When and How to Use BLAS Directly
As an HPC beginner you don’t need to memorize all routines, but you should recognize common use-cases:
- You implement a linear algebra routine yourself (e.g., custom regression, basic iterative solver) and have loops like:
- Vector updates
y = a*x + y→ useaxpy. - Dot products → use
dot. - Dense matrix–matrix multiplies → use
gemm. - You migrate from a naïve implementation to a BLAS-based one to gain performance.

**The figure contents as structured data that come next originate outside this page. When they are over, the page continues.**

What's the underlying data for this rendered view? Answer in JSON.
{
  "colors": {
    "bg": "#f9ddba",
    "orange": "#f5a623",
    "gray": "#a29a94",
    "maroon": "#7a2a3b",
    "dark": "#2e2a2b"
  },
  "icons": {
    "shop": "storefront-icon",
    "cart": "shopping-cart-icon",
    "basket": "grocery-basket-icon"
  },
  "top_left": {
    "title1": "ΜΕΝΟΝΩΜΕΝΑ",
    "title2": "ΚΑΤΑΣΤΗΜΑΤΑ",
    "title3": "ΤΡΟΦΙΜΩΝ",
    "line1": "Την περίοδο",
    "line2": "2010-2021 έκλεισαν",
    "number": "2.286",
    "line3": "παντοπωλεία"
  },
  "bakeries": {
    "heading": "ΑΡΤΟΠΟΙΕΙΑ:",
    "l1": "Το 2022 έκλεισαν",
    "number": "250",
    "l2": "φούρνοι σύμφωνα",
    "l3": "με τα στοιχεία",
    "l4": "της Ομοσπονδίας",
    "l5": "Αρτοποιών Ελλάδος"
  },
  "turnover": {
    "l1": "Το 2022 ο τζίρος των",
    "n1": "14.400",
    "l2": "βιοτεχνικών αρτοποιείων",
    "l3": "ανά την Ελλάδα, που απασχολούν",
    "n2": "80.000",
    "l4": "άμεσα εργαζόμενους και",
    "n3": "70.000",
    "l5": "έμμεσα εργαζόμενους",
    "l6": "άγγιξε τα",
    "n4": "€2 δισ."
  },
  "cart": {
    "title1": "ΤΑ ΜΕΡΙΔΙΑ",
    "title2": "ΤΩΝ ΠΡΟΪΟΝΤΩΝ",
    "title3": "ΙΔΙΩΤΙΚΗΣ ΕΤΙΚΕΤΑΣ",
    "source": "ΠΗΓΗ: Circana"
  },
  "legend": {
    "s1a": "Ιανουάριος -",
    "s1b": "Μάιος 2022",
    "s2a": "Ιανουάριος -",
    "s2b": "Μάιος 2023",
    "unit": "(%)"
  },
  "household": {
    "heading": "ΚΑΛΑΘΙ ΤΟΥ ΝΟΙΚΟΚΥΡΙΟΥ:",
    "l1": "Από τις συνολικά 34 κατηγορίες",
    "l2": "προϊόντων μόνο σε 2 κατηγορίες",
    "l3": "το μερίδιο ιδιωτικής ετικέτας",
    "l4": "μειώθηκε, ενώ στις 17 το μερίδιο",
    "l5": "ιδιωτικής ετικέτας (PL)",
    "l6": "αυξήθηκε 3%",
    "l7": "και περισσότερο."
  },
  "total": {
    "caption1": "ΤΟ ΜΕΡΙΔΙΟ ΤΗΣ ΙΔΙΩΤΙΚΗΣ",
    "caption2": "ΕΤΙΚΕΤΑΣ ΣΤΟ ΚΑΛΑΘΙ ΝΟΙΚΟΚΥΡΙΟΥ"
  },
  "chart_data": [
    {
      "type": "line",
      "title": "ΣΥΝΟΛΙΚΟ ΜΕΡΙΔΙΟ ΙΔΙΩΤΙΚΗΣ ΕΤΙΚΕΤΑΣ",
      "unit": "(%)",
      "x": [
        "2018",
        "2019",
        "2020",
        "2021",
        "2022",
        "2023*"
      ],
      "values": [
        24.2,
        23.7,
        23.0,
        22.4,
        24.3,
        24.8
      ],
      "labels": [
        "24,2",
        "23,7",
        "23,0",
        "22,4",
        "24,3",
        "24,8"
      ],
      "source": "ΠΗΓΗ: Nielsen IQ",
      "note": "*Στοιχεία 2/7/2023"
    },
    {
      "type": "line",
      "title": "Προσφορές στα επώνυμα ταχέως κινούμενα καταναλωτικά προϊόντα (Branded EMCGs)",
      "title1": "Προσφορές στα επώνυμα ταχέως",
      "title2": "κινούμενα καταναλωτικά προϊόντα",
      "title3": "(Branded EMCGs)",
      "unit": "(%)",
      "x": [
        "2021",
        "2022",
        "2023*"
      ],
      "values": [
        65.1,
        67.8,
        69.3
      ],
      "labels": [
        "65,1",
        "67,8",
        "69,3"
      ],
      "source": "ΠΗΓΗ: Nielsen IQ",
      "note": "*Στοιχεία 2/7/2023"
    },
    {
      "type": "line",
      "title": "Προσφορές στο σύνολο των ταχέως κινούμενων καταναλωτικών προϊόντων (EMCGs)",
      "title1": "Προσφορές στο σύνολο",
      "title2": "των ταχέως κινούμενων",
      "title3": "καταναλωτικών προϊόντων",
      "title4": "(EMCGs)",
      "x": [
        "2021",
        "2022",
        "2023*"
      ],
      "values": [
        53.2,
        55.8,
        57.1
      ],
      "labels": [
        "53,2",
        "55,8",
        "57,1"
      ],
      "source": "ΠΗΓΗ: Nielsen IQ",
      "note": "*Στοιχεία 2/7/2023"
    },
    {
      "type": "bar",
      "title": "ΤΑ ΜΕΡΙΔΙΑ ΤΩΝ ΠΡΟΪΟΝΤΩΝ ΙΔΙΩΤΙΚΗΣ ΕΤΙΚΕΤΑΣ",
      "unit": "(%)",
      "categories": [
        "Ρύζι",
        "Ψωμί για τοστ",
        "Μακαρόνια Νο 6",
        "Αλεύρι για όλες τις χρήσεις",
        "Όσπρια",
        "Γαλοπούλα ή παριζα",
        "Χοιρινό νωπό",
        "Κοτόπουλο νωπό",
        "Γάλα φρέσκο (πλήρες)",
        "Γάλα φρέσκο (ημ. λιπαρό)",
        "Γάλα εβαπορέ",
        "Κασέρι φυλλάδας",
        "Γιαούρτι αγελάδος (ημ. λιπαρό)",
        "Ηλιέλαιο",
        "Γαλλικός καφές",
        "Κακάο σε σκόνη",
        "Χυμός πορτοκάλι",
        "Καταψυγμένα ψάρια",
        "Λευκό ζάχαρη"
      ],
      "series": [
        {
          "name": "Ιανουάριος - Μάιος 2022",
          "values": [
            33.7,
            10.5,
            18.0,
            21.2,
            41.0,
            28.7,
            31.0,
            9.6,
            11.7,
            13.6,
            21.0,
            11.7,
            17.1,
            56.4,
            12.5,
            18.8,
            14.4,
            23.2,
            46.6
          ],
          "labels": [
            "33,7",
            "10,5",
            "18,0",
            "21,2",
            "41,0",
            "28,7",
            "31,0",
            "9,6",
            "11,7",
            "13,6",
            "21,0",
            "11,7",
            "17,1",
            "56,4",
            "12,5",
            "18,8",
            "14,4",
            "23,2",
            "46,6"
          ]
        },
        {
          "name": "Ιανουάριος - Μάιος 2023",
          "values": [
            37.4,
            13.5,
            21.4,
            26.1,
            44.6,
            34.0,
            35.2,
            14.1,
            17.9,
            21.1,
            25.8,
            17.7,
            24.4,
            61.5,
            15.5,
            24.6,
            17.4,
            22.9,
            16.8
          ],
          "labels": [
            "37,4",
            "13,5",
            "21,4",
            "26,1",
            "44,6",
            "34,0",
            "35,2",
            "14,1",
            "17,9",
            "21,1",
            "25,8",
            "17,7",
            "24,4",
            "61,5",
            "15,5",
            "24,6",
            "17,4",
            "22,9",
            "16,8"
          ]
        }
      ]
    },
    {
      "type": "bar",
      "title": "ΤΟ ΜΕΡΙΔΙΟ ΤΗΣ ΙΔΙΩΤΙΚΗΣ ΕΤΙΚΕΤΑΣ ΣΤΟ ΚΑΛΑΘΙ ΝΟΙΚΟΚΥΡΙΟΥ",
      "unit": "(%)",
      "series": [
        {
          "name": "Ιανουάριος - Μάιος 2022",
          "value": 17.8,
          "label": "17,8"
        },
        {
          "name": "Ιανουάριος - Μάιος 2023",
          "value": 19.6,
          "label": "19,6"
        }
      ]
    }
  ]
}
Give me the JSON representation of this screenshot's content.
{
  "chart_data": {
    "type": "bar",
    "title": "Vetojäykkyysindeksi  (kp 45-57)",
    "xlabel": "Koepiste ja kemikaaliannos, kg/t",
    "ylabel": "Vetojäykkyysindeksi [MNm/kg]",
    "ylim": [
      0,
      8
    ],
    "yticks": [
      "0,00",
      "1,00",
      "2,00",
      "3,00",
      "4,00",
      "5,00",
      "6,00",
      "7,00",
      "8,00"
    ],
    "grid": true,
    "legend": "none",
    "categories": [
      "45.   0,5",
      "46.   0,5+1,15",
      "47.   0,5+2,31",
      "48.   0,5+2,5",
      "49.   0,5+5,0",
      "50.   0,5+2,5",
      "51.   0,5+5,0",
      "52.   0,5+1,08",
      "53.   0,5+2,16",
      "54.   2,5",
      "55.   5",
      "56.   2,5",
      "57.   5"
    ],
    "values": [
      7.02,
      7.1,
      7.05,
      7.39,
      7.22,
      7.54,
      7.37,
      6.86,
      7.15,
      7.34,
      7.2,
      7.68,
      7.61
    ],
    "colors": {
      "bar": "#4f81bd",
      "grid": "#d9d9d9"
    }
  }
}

- You are debugging or profiling and see most time spent in routines like
dgemm,ztrsm, etc. — that’s BLAS doing its work.
Typical practical steps:
- Identify linear algebra kernels in your code.
- Replace hand-written loops with appropriate BLAS calls.
- Link against the optimized BLAS library available on your cluster.
- Profile to ensure that BLAS calls dominate runtime (a good sign in many dense linear algebra algorithms).
BLAS in High-Level Languages (User Perspective)
Many high-level environments already use BLAS internally:
- Python/NumPy/SciPy:
numpy.dot,@operator, and many linear algebra operations often map to BLAS/LAPACK.- Performance depends on which BLAS NumPy was compiled against (MKL, OpenBLAS, etc.).
- R, MATLAB, Julia:
- Core linear algebra routines typically call optimized BLAS under the hood.
- In HPC clusters, modules or container images often provide versions of these tools already linked to optimized BLAS.
Even if you never call dgemm yourself, understanding BLAS helps you:
- Interpret performance results (e.g., seeing
dgemmin a profiler). - Choose the right modules or containers.
- Reason about threading and performance tuning for linear algebra workloads.